Father Delaura sat down again; he was breathing faster and his eyes were half-closed.

“I realise that if she hadn't died there would have been some other reason—there always is; but this is
my
reason and I want you to hear it. That's why I came today although I didn't want to. If you can understand Father, I want to be forgiven for something I never did as well as for all the things I did do—terrible things, little things all the time, not necessarily done but always wanting to be done and although I may not do them they seem to be making me different just because they're there. That's why you'll have to get me forgiven Father, why He'll have to forgive me, so that I can be different like I was before it all happened.”

The white face looked up towards the foot of the high Crucifix and beside it the hand of the priest turned over the pages of the book on his lap.
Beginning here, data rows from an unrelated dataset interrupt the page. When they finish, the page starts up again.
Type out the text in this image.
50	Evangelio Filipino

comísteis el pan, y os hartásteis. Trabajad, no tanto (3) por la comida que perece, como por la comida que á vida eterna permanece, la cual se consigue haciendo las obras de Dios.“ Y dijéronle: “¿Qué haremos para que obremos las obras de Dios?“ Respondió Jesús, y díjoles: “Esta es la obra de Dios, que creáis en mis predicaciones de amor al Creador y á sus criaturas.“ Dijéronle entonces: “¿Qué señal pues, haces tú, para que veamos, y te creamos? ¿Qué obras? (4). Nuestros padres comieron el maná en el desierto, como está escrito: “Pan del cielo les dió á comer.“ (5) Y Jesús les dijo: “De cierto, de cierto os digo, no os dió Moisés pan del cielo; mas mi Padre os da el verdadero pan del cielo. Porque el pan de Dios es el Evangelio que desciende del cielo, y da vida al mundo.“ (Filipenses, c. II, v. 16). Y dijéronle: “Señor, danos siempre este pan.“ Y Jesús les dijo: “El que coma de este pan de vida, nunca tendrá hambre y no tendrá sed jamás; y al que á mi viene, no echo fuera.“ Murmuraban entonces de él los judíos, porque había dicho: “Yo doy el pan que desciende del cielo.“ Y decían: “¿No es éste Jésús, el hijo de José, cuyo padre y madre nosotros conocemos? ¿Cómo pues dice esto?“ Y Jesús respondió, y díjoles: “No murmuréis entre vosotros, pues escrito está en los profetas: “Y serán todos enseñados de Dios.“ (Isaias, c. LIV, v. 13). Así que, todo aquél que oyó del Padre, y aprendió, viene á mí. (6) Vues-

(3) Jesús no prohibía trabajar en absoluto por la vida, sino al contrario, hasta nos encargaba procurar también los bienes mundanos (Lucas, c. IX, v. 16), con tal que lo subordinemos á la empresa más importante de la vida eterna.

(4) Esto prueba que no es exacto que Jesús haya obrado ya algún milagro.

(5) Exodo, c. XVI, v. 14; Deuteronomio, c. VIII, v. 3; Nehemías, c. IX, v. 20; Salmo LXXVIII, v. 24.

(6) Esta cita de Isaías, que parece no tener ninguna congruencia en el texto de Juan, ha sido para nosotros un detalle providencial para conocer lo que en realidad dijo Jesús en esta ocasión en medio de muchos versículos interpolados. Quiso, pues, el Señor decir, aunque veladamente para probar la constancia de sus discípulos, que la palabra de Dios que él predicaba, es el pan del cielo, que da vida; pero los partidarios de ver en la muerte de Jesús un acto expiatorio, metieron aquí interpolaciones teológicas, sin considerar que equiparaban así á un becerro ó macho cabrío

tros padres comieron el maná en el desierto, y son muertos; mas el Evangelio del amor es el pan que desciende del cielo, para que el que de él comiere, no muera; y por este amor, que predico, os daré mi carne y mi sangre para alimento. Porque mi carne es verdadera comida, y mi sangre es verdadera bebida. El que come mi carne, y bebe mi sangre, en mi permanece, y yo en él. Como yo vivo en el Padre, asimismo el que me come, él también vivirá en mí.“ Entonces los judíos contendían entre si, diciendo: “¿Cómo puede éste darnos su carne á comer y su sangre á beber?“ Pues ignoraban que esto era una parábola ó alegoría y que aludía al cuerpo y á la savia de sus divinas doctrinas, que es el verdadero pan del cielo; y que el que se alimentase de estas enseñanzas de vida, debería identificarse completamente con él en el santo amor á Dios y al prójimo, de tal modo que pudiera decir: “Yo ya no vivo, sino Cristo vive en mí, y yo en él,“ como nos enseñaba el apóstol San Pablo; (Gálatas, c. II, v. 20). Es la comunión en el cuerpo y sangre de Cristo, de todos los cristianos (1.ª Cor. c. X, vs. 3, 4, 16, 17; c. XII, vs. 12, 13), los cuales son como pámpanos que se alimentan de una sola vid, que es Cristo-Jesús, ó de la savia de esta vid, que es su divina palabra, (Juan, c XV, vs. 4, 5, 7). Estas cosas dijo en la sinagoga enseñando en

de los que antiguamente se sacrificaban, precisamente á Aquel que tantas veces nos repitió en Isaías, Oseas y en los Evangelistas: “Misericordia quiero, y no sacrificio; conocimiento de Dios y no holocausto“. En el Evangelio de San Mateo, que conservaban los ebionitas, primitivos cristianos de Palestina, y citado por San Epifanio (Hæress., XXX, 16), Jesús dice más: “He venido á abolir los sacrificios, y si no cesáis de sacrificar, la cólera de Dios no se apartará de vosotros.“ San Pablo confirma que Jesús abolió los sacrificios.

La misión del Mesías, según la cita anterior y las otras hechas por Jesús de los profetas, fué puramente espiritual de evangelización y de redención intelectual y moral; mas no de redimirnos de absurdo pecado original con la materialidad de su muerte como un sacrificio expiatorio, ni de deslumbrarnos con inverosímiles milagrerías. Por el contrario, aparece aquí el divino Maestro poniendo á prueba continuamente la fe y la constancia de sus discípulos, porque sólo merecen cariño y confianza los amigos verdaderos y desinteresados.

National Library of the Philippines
“I think you had better say no more at present. I am not
sure that you are well, and though of course that makes no difference to the glorious forgiveness which reposes in the sacrifice of our Lord Jesus Christ, it has a bearing upon the advice I shall give you. In cases of this sort the words of Absolution may be granted even in the face of an incompleted confession. I will now pronounce those words and you must have no fear of not being forgiven
fully
for everything you may or may not have done, whether you can recall it or not.”